Aynen bunun gibi, “Allah kaderimi yazmış, ben ne yapsam değiştiremem.” sözü de yanlıştır. Bizlerin fiillerini Allah (cc) ilmi ile biliyor, fakat bize de irade vermiş, biz nasıl istersek öyle yaratıyor. Bu sebeple, kendi tercihimizden dolayı kaderi suçlayamayız.

Fiillerimiz, biz (cüz’i ihtiyarımızla) isteğimizden sonra, Allah’ın kudretiyle yaratılmaktadır. Kader defterinde ezeli ilim ile yazılanların ise, bizim irademizin üzerinde hiçbir etkisi yoktur. O hâlde nasıl olur da biz, fiillerimizin icadında hiçbir tesiri olmayan kader yazımızı sorumlu tutabiliriz? Bu olsa olsa kişinin kendini aldatmasıdır.

 

Kader üzerinden kendini aldatanlar

Kaderi suçlayan kişiye deseniz ki: “Niçin okula gidiyorsun, kaderini değiştiremezsin ki? Eğer kaderinde doktor olmak varsa, zaten olacaksın, bunun önüne geçemezsin, çalışmasan da doktor olursun. Yok eğer kaderinde doktor olmak yoksa beyhude yoruluyorsun!” Ya da şöyle desek: “Niçin dükkânını açıyorsun ki, kaderinde bugün kazanmak varsa, o zaten sana gelir, dükkânını açmasan da olur. Yok eğer kaderinde bugün kazanmak yoksa dükkânını açsan da kazanamazsın, kaderini değiştirecek değilsin ya!” Eğer ona bunları tavsiye etsek, hemen savunmasını yapar ve der ki: “Sen çalışacaksın ki, Allah versin.” Ama iş farzları eda etmeye ya da haramlardan kaçmaya geldi mi, hemen kadere sığınır, teslimiyetçi olur, suçu kadere yükler. Bu kişinin kendisini aldatması değildir de nedir?

 

İnsanın iradesi olduğu için sorumlu tutulur

Yukarıdaki örneklerden de anlaşılacağı gibi, Allah bizi hiçbir günaha zorlamıyor.
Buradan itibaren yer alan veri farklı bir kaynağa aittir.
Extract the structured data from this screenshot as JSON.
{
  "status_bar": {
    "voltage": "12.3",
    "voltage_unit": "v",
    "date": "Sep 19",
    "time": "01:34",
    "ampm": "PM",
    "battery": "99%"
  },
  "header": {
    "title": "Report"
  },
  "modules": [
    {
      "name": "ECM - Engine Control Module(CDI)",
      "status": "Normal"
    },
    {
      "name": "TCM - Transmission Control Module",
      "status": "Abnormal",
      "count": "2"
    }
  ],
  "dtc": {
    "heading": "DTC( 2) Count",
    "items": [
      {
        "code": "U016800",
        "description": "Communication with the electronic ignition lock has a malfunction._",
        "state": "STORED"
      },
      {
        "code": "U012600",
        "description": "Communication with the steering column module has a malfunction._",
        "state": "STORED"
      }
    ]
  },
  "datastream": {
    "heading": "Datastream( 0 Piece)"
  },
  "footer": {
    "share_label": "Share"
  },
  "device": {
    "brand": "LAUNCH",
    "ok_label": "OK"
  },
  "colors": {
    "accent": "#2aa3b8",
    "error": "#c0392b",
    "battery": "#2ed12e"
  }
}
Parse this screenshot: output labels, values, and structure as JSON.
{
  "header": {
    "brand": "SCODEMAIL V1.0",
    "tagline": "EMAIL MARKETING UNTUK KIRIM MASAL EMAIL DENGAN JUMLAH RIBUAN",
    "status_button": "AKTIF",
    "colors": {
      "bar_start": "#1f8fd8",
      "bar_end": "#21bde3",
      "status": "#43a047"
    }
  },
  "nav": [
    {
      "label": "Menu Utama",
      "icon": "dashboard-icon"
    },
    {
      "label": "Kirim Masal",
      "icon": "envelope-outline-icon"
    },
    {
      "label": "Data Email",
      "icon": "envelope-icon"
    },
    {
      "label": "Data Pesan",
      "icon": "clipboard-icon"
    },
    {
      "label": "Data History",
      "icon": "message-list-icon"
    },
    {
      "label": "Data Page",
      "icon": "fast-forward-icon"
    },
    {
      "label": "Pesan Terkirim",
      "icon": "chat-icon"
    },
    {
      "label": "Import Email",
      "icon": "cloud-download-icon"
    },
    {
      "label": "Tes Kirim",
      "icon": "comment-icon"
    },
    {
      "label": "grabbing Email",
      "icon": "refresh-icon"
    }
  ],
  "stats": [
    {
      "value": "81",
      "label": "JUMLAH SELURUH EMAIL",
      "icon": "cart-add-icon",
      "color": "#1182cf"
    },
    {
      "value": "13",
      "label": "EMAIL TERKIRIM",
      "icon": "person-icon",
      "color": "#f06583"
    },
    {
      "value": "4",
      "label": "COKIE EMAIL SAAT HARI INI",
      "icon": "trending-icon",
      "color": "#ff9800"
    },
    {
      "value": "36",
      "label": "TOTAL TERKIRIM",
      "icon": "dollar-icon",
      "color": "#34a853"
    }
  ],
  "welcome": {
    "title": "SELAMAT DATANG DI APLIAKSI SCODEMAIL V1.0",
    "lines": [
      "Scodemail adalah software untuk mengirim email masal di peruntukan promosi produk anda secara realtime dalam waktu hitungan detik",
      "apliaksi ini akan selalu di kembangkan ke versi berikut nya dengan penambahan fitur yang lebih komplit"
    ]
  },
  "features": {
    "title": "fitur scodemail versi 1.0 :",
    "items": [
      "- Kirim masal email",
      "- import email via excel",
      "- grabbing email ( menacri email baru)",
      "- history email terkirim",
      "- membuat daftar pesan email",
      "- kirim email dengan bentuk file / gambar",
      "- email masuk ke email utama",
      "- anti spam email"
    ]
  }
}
Sadece, zamanları ve mekânları kuşatan ilmiyle bizim ne yapacağımızı biliyor ve kader defterimize yazmış.

Acaba günahımızı kadere yüklememize sebep olan ve “Allah kaderimi yazmış, ben ne yapsam değiştiremem.” dedirten şey: Ne yapacağımızı Allah’ın ezeliyeti ile bilmesi mi? Yani, eğer Allah bizim ne yapacağımızı bilmeseydi biz mesul olurduk da, bildiği için mesul olmayacak mıyız? Analiz bilgisiyle geleceğe dair olumsuzlukları tahmin edenler, o tahminleri çıktığında suçlanıyorlar mı!? Siz bilmeseydiniz bunlar olmayacaktı diye tepki görüyorlar mı!? Demek bilmek ve kaydetmek ayrı, yapmak ayrı. Kaderi suçlamak da anlamsız ve faydasız…

Buraya kadar verdiğimiz örneklerle Allah’ın ezeliyetini anlamaya çalıştık. Ancak şu unutulmamalıdır ki, verdiğimiz bütün misaller, sadece akılların anlamaktan âciz kaldığı bir hakikati yakınlaştırmak için birer dürbündür. Yoksa akıllar, nasıl ki Allah’ın kudretinin ve azametinin büyüklüğünü hakkıyla anlamaktan âcizse; aynen bunun gibi, Allah’ın ezeliyetini ve bütün zaman ve mekânlara ilminin aynı anda münasebetini de tam idrakten âcizdir. Ancak şu basit örnekler bile, “Allah kaderimi böyle yazmış, benim suçum ne?” sözünün ne kadar bâtıl ve faydasız olduğunu göstermekte ve konunun anlaşılmasını sağlamaktadır.

Bir sonraki yazımızda ele alacağımız “İlmin malûma tâbi olduğu” konusu da anlaşılınca göreceksiniz, kader hakkında cevapsız zannedilen bütün sorular, inşaallah cevaplarını nasıl bulacaklar… Allah’a emanet olun.